Pagábamos la hogaza, restallante de brillo candente, y volvíamos a casa triunfadores, con ella entre las manos, y había que pasársela, con el pañuelo debajo, de la una a la otra, y soplarlas mientras, que quemaba de lo lindo la hogaza, como si acabáramos de conquistar un trofeo precario, aquel pandero de pan ardiente que tanto recordaba también al mismo disco solar. Mirábamos arriba del cielo azul, luego al círculo aquel de harina amasada e incandescente elevada al fuego del horno que entre las manos llevábamos. Qué cegadora confusión de soles. Sólo que nos quedaba éste de la hogaza al alcance, provocador, tangible, arrebatador, insolente de dorada y muy aromática belleza.

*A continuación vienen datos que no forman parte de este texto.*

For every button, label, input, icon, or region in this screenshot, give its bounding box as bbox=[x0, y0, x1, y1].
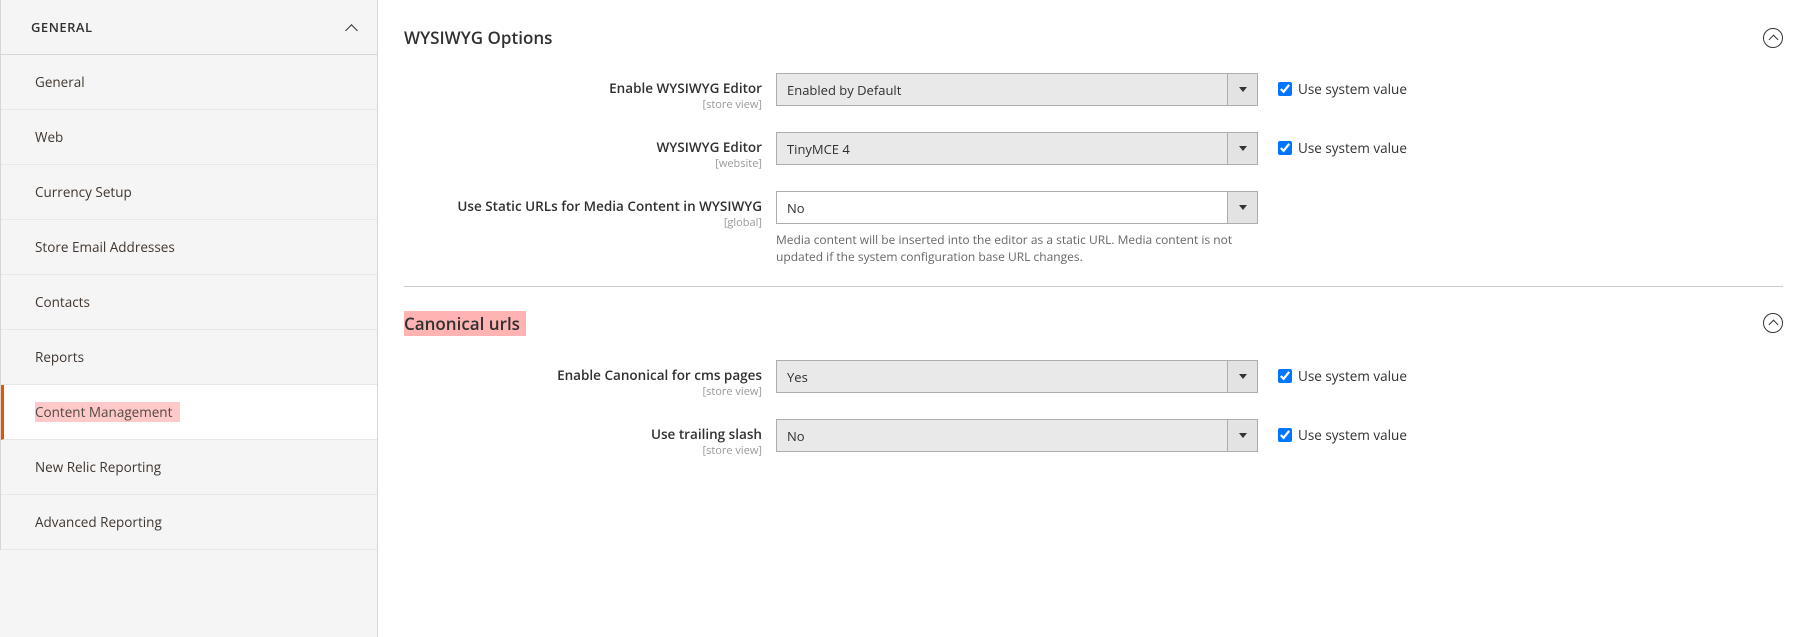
section-title: WYSIWYG Options bbox=[404, 26, 552, 49]
sidebar-item-label: General bbox=[35, 73, 85, 91]
select-value: TinyMCE 4 bbox=[777, 133, 1227, 164]
field-label: Enable Canonical for cms pages bbox=[404, 366, 762, 384]
sidebar-item-label: Content Management bbox=[35, 402, 180, 422]
sys-col: Use system value bbox=[1258, 360, 1407, 385]
static-urls-select[interactable]: No bbox=[776, 191, 1258, 224]
sys-label[interactable]: Use system value bbox=[1298, 426, 1407, 444]
sys-col: Use system value bbox=[1258, 132, 1407, 157]
input-col: Enabled by Default bbox=[776, 73, 1258, 106]
sys-label[interactable]: Use system value bbox=[1298, 139, 1407, 157]
sidebar-item-reports[interactable]: Reports bbox=[1, 330, 377, 385]
sidebar-item-label: Contacts bbox=[35, 293, 90, 311]
wysiwyg-editor-select: TinyMCE 4 bbox=[776, 132, 1258, 165]
chevron-down-icon bbox=[1227, 361, 1257, 392]
label-col: Enable Canonical for cms pages [store vi… bbox=[404, 360, 776, 399]
section-header-canonical[interactable]: Canonical urls bbox=[404, 311, 1783, 336]
select-value: Yes bbox=[777, 361, 1227, 392]
label-col: Use trailing slash [store view] bbox=[404, 419, 776, 458]
field-enable-canonical: Enable Canonical for cms pages [store vi… bbox=[404, 360, 1783, 399]
chevron-up-icon bbox=[347, 21, 359, 33]
help-text: Media content will be inserted into the … bbox=[776, 232, 1258, 266]
field-wysiwyg-editor: WYSIWYG Editor [website] TinyMCE 4 Use s… bbox=[404, 132, 1783, 171]
sidebar-item-currency-setup[interactable]: Currency Setup bbox=[1, 165, 377, 220]
section-divider bbox=[404, 286, 1783, 287]
chevron-down-icon bbox=[1227, 133, 1257, 164]
select-value: No bbox=[777, 420, 1227, 451]
sidebar-item-content-management[interactable]: Content Management bbox=[1, 385, 377, 440]
sys-label[interactable]: Use system value bbox=[1298, 367, 1407, 385]
collapse-icon bbox=[1763, 313, 1783, 333]
chevron-down-icon bbox=[1227, 420, 1257, 451]
sys-col: Use system value bbox=[1258, 73, 1407, 98]
trailing-slash-select: No bbox=[776, 419, 1258, 452]
sidebar-section-header[interactable]: GENERAL bbox=[0, 0, 377, 55]
enable-wysiwyg-select: Enabled by Default bbox=[776, 73, 1258, 106]
use-system-checkbox[interactable] bbox=[1278, 82, 1292, 96]
sidebar-item-contacts[interactable]: Contacts bbox=[1, 275, 377, 330]
field-trailing-slash: Use trailing slash [store view] No Use s… bbox=[404, 419, 1783, 458]
section-title: Canonical urls bbox=[404, 311, 526, 336]
input-col: Yes bbox=[776, 360, 1258, 393]
field-label: WYSIWYG Editor bbox=[404, 138, 762, 156]
sidebar-item-label: Currency Setup bbox=[35, 183, 132, 201]
sidebar: GENERAL General Web Currency Setup Store… bbox=[0, 0, 378, 637]
field-label: Use Static URLs for Media Content in WYS… bbox=[404, 197, 762, 215]
sidebar-item-label: Web bbox=[35, 128, 63, 146]
use-system-checkbox[interactable] bbox=[1278, 428, 1292, 442]
input-col: No bbox=[776, 419, 1258, 452]
canonical-enable-select: Yes bbox=[776, 360, 1258, 393]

Y entonces, cuando íbamos ya a llegar a la casa de la abuela, cómo vence un niño la tentación, díganmelo, explíquenmelo bien, por favor, como puede un niño no darle un pellizco a la hogaza, mellarle con los dedos su corteza crujiente, encentarla y llevarse una primicia de ella a la boca, el milagro verdadero de aquel pan entre los labios y el paladar, que no habría manjar que la mejor cocina francesa en mil siglos que tuviera podría inventar a su altura.
“Ahora verás, la que te vas a ganar con la abuela”, nos despertaba alguien de ese sueño. Sólo que la abuela por esta vez, alabado sea el Señor, hacía como que nada veía. Ella misma se permitía la insólita indulgencia de darle un trisco a la hogaza crepitante y tan rica, de saborear así su trozo de pan.